"Pronti ad accogliere Leone XIV". Il papa a Torino per la Sindone
14:21 Giovedì 27 Novembre 2025Parlando ai giornalisti al suo seguito in un viaggio verso il Medio Oriente, il pontefice ha manifestato la possibilità di una sua visita a Torino per il Sacro Lino, dieci anni dopo il suo predecessore Bergoglio. L'arcivescovo: "Lo aspettiamo con grande gioia"

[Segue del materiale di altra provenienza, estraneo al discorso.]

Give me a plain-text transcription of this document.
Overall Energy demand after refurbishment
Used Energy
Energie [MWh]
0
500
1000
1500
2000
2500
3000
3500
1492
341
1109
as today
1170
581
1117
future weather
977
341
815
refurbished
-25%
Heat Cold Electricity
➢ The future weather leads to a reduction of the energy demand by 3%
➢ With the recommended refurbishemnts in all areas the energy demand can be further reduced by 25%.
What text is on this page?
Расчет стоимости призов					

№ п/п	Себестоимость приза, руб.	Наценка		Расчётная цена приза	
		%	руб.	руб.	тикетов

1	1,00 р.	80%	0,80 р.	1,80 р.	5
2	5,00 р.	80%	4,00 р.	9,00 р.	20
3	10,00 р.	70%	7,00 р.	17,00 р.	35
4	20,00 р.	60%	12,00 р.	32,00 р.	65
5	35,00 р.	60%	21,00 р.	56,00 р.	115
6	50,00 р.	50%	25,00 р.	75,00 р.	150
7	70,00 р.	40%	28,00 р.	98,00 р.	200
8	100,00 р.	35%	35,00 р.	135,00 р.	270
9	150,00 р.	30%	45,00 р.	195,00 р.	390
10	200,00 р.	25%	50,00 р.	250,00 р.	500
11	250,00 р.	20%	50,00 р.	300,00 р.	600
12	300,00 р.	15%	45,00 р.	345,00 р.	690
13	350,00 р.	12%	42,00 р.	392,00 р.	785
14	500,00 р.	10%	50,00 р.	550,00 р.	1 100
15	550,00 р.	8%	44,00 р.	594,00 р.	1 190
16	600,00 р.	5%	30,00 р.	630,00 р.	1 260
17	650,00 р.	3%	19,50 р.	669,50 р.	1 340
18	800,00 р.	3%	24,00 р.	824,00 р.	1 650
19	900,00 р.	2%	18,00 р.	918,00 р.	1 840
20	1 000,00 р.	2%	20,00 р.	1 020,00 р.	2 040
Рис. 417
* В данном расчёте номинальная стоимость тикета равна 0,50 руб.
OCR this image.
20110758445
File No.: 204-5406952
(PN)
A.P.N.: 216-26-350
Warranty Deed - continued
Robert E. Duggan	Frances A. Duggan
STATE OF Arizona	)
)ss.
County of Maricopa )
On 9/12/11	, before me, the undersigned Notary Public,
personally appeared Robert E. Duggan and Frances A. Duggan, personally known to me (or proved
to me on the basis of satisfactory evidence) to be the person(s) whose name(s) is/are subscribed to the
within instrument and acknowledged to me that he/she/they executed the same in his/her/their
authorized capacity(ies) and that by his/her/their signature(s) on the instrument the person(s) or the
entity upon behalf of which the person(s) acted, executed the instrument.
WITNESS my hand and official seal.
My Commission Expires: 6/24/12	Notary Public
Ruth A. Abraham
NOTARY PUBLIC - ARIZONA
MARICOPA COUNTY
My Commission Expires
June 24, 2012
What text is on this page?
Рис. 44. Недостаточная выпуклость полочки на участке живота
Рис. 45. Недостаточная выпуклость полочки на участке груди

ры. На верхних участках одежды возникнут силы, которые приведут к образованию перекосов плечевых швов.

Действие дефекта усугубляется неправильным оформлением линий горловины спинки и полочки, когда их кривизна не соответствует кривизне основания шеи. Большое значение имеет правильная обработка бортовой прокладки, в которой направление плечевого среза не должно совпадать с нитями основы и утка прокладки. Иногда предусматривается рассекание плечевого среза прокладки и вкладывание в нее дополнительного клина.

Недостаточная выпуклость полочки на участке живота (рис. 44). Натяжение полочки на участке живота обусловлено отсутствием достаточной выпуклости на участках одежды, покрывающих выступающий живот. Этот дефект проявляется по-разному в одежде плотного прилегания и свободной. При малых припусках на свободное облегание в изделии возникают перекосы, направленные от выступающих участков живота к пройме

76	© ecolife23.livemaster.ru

A dieci anni esatti dalla visita di Papa Francesco per l’ostensione straordinaria della Sindone del 2015, Torino potrebbe tornare ad accogliere un pontefice. L’ipotesi di un viaggio di Papa Leone XIV nel capoluogo piemontese non è più semplice suggestione: nelle ultime ore, segnali incoraggianti sono giunti direttamente dal Santo Padre, che durante il volo papale diretto in Turchia e Libano ha dialogato a lungo con gli ottanta giornalisti al seguito, menzionando la possibilità di un approdo in città. E la diocesi torinese, confidando che alle parole seguano i fatti, si prepara al suo arrivo.
Un cenno che vale più di una conferma
Interrogato da una cronista algerina sull’eventualità di recarsi a Torino per l’ostensione virtuale della Sacra Sindone, Leone XIV si sarebbe limitato a un cenno di assenso. Un gesto minimo, ma sufficiente ad alimentare le attese in città. Lo stesso Papa, interloquendo con i giornalisti durante il volo, ha accennato anche ad alcuni possibili futuri viaggi – dall’Algeria alla Spagna – lasciando intendere che la sua agenda potrebbe presto arricchirsi di nuove tappe europee, tra le quali potrebbe rientrare il capoluogo sabaudo.
Repole: “Torino è pronta ad accoglierlo”
A poche ore dalle parole di Papa Prevost, è arrivata la reazione del cardinale Roberto Repole, arcivescovo di Torino e custode della Sindone, che in una nota ha aperto le porte della diocesi al Pontefice. “La Chiesa torinese, e credo l’intera città, sono pronte ad accogliere Leone XIV con grande gioia, se confermerà il suo desiderio di visitare Torino e la Sindone”, ha dichiarato Repole.
“Dal primo giorno del suo Pontificato – ha proseguito l’Arcivescovo – Leone XIV ha portato l’attenzione sullo sguardo di Gesù, unica e vera fonte della pace che il mondo sta invocando con tanta trepidazione. La Sindone rimanda alla morte e alla sofferenza, ma soprattutto alla risurrezione di Gesù e alla vittoria della vita, un segno che da Torino si diffonde in tutto il mondo”. Parole che suonano quasi come un invito ufficiale al primo Papa americano nella storia della Chiesa Cattolica, e che confermano il clima di attesa che si respira in diocesi, a un decennio di distanza dalla visita di Jorge Mario Bergoglio.
Il ricordo della visita di Francesco
L’ultimo viaggio di un Papa a Torino, in occasione dell’ostensione del Sacro Lino, risale infatti al 2015, quando Papa Francesco si recò nel capoluogo piemontese per una visita di due giorni, in concomitanza con le celebrazioni per il bicentenario della nascita di san Giovanni Bosco. Quella ostensione fu definita “straordinaria” sia per la partecipazione popolare che per il valore simbolico che assunse in un momento delicato per la Chiesa e per l’Europa, alle prese con la crisi dei migranti e il dilagare del terrorismo di matrice islamista.
Verso una nuova ostensione?
Se confermata, la presenza di Leone XIV a Torino rappresenterebbe un nuovo capitolo nella storia del rapporto tra i pontefici e la Sindone, la reliquia più discussa e al tempo stesso più venerata del cristianesimo. La modalità “virtuale” della prossima ostensione, sulla quale si discute da tempo, non ridurrebbe affatto l’impatto spirituale dell’evento, anzi potrebbe amplificarne la portata globale. Per ora, resta quel cenno di assenso. Pochi secondi, ma sufficienti a rimettere in moto la macchina dell’attesa. Torino nel frattempo trattiene il fiato: la città, la diocesi e tutti i suoi fedeli confidano di ritrovarsi presto nuovamente al cospetto del Vescovo di Roma.